Guitars, drums and microphones: while they aren't your average weapons, local musicians wielded them, instead of guns or knives, during the fourth annual Battle of the Bands last Friday.
Solo artists and bands from Squamish, Pemberton and Whistler took turns on stage at Maxx Fish Lounge, vying for the top spot in the annual talent competition, which is organized by Late and Unique Nighttime Alternatives (LUNA) as a way to help aspiring local musicians to gain performance experience and further their careers.
A brand-new band in town, The Tell Tales, won in the band category, while Dani Quayle captured the title of best solo artist in the Sea to Sky. They walked away with recording gigs at Saga Recording Studio and Waking Alone Productions, an opening spot as headliner with CIA Concerts, airplay and a radio interview on Mountain FM, a limited edition screen printed competition poster from Sage Illustration, a professional two-hour photo shoot with Darren Roberts Studio and a vocal training session with Hilary Wight.
Runner up in the band category was The Rising Tide, while Alice Newton was selected as runner up solo artist. Each will receive airplay and a radio interview on Mountain FM, plus a paid gig at Merlin's from Club Shred.
Whistler's winning rock band, The Tell Tales, features Ryan Doucette on drums, Rajan Das on bass and Mike McDonald on vocals and guitar. The group came together just three short months ago, but in that time, they've managed to create 18 original songs.
"The great thing about Ryan and Raj is they're so talented. I was booking gigs before they ever really knew the songs very well!" McDonald said. "...It's been really easy with these guys."
Two of their members are quite familiar with the Battle of the Band experience - Das and McDonald actually won the competition last year, McDonald as a solo artist, and Das as part of the Jon Shrier Band.
But with an incredibly talented lineup of competitors this year, McDonald and the rest of The Tell Tales weren't sure who was going to emerge victorious.
McDonald attributes their success to their laidback attitude and approach to music.

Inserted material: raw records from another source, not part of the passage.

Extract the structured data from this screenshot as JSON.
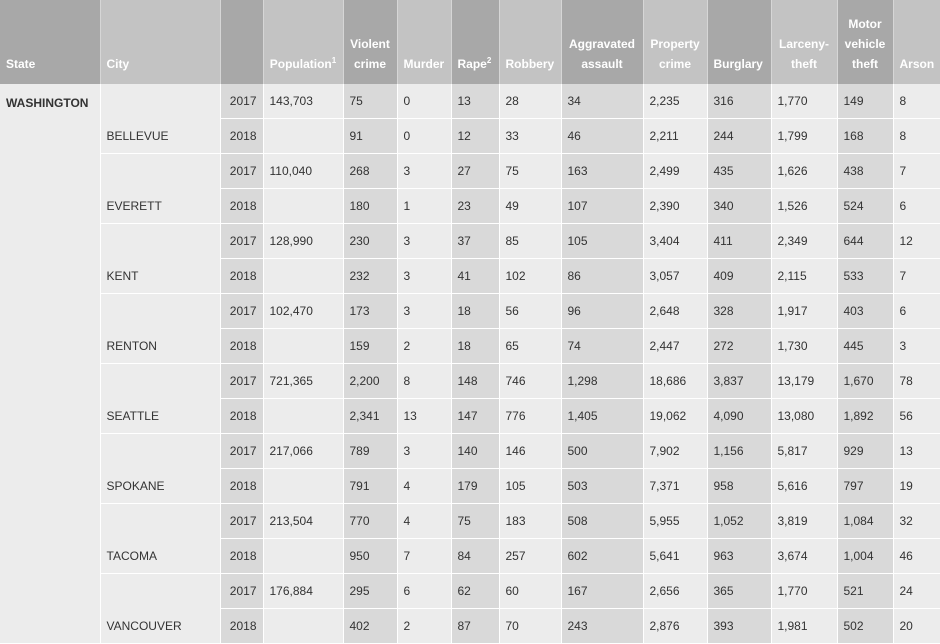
{
  "headers": {
    "state": "State",
    "city": "City",
    "year": "",
    "population": "Population",
    "population_sup": "1",
    "violent_line1": "Violent",
    "violent_line2": "crime",
    "murder": "Murder",
    "rape": "Rape",
    "rape_sup": "2",
    "robbery": "Robbery",
    "aggravated_line1": "Aggravated",
    "aggravated_line2": "assault",
    "property_line1": "Property",
    "property_line2": "crime",
    "burglary": "Burglary",
    "larceny_line1": "Larceny-",
    "larceny_line2": "theft",
    "motor_line1": "Motor",
    "motor_line2": "vehicle",
    "motor_line3": "theft",
    "arson": "Arson"
  },
  "state": "WASHINGTON",
  "cities": [
    {
      "name": "BELLEVUE",
      "rows": [
        {
          "year": "2017",
          "population": "143,703",
          "violent": "75",
          "murder": "0",
          "rape": "13",
          "robbery": "28",
          "aggravated": "34",
          "property": "2,235",
          "burglary": "316",
          "larceny": "1,770",
          "motor": "149",
          "arson": "8"
        },
        {
          "year": "2018",
          "population": "",
          "violent": "91",
          "murder": "0",
          "rape": "12",
          "robbery": "33",
          "aggravated": "46",
          "property": "2,211",
          "burglary": "244",
          "larceny": "1,799",
          "motor": "168",
          "arson": "8"
        }
      ]
    },
    {
      "name": "EVERETT",
      "rows": [
        {
          "year": "2017",
          "population": "110,040",
          "violent": "268",
          "murder": "3",
          "rape": "27",
          "robbery": "75",
          "aggravated": "163",
          "property": "2,499",
          "burglary": "435",
          "larceny": "1,626",
          "motor": "438",
          "arson": "7"
        },
        {
          "year": "2018",
          "population": "",
          "violent": "180",
          "murder": "1",
          "rape": "23",
          "robbery": "49",
          "aggravated": "107",
          "property": "2,390",
          "burglary": "340",
          "larceny": "1,526",
          "motor": "524",
          "arson": "6"
        }
      ]
    },
    {
      "name": "KENT",
      "rows": [
        {
          "year": "2017",
          "population": "128,990",
          "violent": "230",
          "murder": "3",
          "rape": "37",
          "robbery": "85",
          "aggravated": "105",
          "property": "3,404",
          "burglary": "411",
          "larceny": "2,349",
          "motor": "644",
          "arson": "12"
        },
        {
          "year": "2018",
          "population": "",
          "violent": "232",
          "murder": "3",
          "rape": "41",
          "robbery": "102",
          "aggravated": "86",
          "property": "3,057",
          "burglary": "409",
          "larceny": "2,115",
          "motor": "533",
          "arson": "7"
        }
      ]
    },
    {
      "name": "RENTON",
      "rows": [
        {
          "year": "2017",
          "population": "102,470",
          "violent": "173",
          "murder": "3",
          "rape": "18",
          "robbery": "56",
          "aggravated": "96",
          "property": "2,648",
          "burglary": "328",
          "larceny": "1,917",
          "motor": "403",
          "arson": "6"
        },
        {
          "year": "2018",
          "population": "",
          "violent": "159",
          "murder": "2",
          "rape": "18",
          "robbery": "65",
          "aggravated": "74",
          "property": "2,447",
          "burglary": "272",
          "larceny": "1,730",
          "motor": "445",
          "arson": "3"
        }
      ]
    },
    {
      "name": "SEATTLE",
      "rows": [
        {
          "year": "2017",
          "population": "721,365",
          "violent": "2,200",
          "murder": "8",
          "rape": "148",
          "robbery": "746",
          "aggravated": "1,298",
          "property": "18,686",
          "burglary": "3,837",
          "larceny": "13,179",
          "motor": "1,670",
          "arson": "78"
        },
        {
          "year": "2018",
          "population": "",
          "violent": "2,341",
          "murder": "13",
          "rape": "147",
          "robbery": "776",
          "aggravated": "1,405",
          "property": "19,062",
          "burglary": "4,090",
          "larceny": "13,080",
          "motor": "1,892",
          "arson": "56"
        }
      ]
    },
    {
      "name": "SPOKANE",
      "rows": [
        {
          "year": "2017",
          "population": "217,066",
          "violent": "789",
          "murder": "3",
          "rape": "140",
          "robbery": "146",
          "aggravated": "500",
          "property": "7,902",
          "burglary": "1,156",
          "larceny": "5,817",
          "motor": "929",
          "arson": "13"
        },
        {
          "year": "2018",
          "population": "",
          "violent": "791",
          "murder": "4",
          "rape": "179",
          "robbery": "105",
          "aggravated": "503",
          "property": "7,371",
          "burglary": "958",
          "larceny": "5,616",
          "motor": "797",
          "arson": "19"
        }
      ]
    },
    {
      "name": "TACOMA",
      "rows": [
        {
          "year": "2017",
          "population": "213,504",
          "violent": "770",
          "murder": "4",
          "rape": "75",
          "robbery": "183",
          "aggravated": "508",
          "property": "5,955",
          "burglary": "1,052",
          "larceny": "3,819",
          "motor": "1,084",
          "arson": "32"
        },
        {
          "year": "2018",
          "population": "",
          "violent": "950",
          "murder": "7",
          "rape": "84",
          "robbery": "257",
          "aggravated": "602",
          "property": "5,641",
          "burglary": "963",
          "larceny": "3,674",
          "motor": "1,004",
          "arson": "46"
        }
      ]
    },
    {
      "name": "VANCOUVER",
      "rows": [
        {
          "year": "2017",
          "population": "176,884",
          "violent": "295",
          "murder": "6",
          "rape": "62",
          "robbery": "60",
          "aggravated": "167",
          "property": "2,656",
          "burglary": "365",
          "larceny": "1,770",
          "motor": "521",
          "arson": "24"
        },
        {
          "year": "2018",
          "population": "",
          "violent": "402",
          "murder": "2",
          "rape": "87",
          "robbery": "70",
          "aggravated": "243",
          "property": "2,876",
          "burglary": "393",
          "larceny": "1,981",
          "motor": "502",
          "arson": "20"
        }
      ]
    }
  ]
}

"We just go out and play the songs the best that we can and we're having fun up there, I think that was probably one of the biggest advantages for us," McDonald said. "...Because if you're not having fun and dancing, then you can't really expect anyone else to be."
All the members were eager to enter the competition in hopes of scoring the valuable studio time that goes with the top prize.
"The whole package is a really great - the Mountain FM interview, photos, vocal lessons, which are great for me - and ultimately, to get into the studio, because it's just so expensive," McDonald said.
Their band actually just dropped $1,500 on recording, and now, with the additional eight hours of studio time they won at Battle of the Bands, they should be able to get enough material together to put out an album.
In the solo category, Dani Quayle is a 23-year-old singer/songwriter originally from Sydney, Australia. She's lived in Whistler since 2006, regaling local audiences with her "finger-picking, fret-slapping, and percussive thumping style acoustic guitar," but the Battle of the Bands was the first music competition she's ever entered.
"It's hard to stay focused on one thing in Whistler, but this year I've been really focused on making my own music and creating my own sound," Quayle said. "I felt like Battle of the Bands would be a good motivator for me to take my music more seriously."
It seems that she managed to charm the audience and judges with her blend of melodic pop, folk and indie. Now, she hopes to record a demo to help kick-start her musical career.
"Performing live is what I love, so if from this competition I am able to do more of that I will be stoked."
Kate Mason co-produced the 2009 Battle of the Bands and has been involved with the event since its inception four years ago.
This year, they held the semifinals on the same day as the finals to make the event more convenient for the artists, and held the event at Maxx Fish. Three semifinalists were chosen by a panel of judges. Soloists were Alice Newton, Dana-Marie Battaglia, and Quayle. In the band category, Zombie's Locker, The Tell Tales, and The Rising Tide made it to the finals.
"Whistler has a very varied musical landscape. We have a lot of rock bands, a lot of reggae, and Jack Johnson influences, that kind of thing, and I think that is definitely reflected in our competition," Mason said.
The competition has also seen increased support from businesses and the music industry over the years.
"We've been fortunate to be able to secure better prizing as Battle of the Bands has progressed," Mason said. "In the beginning, at our very first Battle of the Bands, the prizing was very minimal, and this year we have over $5,000 worth of prizing, so I think that keeps people coming back to further their career."
This year, the Battle of the Bands received support from Mountain FM, Pique Newsmagazine, CIA Concerts, Maxx Fish Lounge, Darren Roberts Studio, Hilary Wight, Sage Illustration, Waking Alone Productions, Whistler Blackcomb, the RMOW, Stu Osborne, Nicole Fitzgerald, Bryce McDiarmid, Joey Vantol, Michael Caparella and Melisa Devost.
"It's good for the music industry - it gets them into Whistler, so they get lots of promotion from that, and as well, at heart, I think most of our sponsors are music geeks."